More and more universities introduce the policy of compulsory plagiarism checking of students’ works. This motion has a direct impact on the workload of academics. Academics have to be involved in the sanction of students’ work and draw a reasonable line between fair use and plagiarism. Except verbatim copying, detection and proof of plagiarism are not trivial. To alleviate the burden of academics, universities can either develop their own plagiarism detection system (PDS) or subscribe services of commercial PDS.
Plagiarism typically involves copying idea of others without permission or appropriately crediting the source (Paredes et al. 2007). Martin (1994) has suggested six types of plagiarism, ranging from simple verbatim copying that are easy to detect to completely rewritten ideas of others that are difficult to recognize, as illustrated in Table 1.
Table 1. It would be extremely difficult, if not impossible, to detect all types of plagiarism mentioned in Table 1. Amongst these six types of plagiarism, word-for-word plagiarism and paraphrasing plagiarism are relatively easy to be reliably detected automatically without human involvement. Except these two types of plagiarism, the others are more elusive and therefore are difficult to develop efficient algorithms for automatic plagiarism detection (Mozgovoy et al. 2010; Barrón-Cedeño et al. 2013).
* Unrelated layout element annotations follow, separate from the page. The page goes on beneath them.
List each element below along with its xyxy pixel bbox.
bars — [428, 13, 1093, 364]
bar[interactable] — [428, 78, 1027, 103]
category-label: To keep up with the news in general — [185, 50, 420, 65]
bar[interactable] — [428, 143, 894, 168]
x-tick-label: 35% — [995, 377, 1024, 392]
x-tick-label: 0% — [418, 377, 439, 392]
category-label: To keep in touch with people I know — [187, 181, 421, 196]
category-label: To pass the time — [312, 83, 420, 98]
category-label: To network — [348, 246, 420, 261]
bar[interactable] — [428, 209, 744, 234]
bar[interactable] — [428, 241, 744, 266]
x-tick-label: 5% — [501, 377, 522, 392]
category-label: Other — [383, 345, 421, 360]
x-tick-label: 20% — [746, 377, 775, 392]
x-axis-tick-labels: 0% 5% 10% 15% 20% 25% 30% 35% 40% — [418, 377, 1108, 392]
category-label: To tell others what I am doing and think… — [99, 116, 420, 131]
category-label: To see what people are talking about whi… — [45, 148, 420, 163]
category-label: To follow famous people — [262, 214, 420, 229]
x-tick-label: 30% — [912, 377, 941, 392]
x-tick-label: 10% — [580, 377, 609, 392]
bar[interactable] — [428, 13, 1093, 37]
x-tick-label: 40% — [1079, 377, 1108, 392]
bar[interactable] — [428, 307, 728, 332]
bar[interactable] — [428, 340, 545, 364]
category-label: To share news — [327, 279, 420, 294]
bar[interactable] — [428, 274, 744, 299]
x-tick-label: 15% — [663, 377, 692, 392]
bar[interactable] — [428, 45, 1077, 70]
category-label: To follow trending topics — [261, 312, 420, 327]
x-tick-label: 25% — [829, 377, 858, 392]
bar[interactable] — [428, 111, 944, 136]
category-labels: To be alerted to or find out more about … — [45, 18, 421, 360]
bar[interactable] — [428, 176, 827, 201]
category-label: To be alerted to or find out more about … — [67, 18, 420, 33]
Existing plagiarism detection systems are specifically designed for either textual documents or programming codes. Suspected plagiarisms are identified within a local collection of documents (hermetic or collusion detection) or from external sources such as the Internet (Web detection). Both commercial products and open-source freeware are available. Most commercial plagiarism systems (e.g. Turnitin) are proprietary and installed in a server which provides services via the Internet. Open source freeware (e.g. Ferret, Sherlock and WCopyfind) are typically installed on the client-side. Most of the existing textual plagiarism detection systems are designed specifically for English. This paper will focus on server-side, hermetic, textual plagiarism detection for both English and Chinese languages.
Ferret is an open-source plagiarism detection software built by Lyon et al. (2001, 2002, 2003) in Computer Science department of University of Hertfordshire. The idea of the algorithm is to evaluate the similarity among the set of three consecutive words (trigrams) in the concerned documents. The similarity is then measured by the number of trigrams in common to both documents divided by the total number of distinct trigrams in the two documents. When the similarity measure between two documents surpasses a certain threshold, they are identified as suspicious plagiarism. The detection algorithm is very efficient. Another strength of Ferret is that plagiarisers need substantial effort to get through the detection, as simple word insertion, deletion and substitution can still be easily detected. However, Ferret does not handle the case when the plagiarism is copied from multiple sources.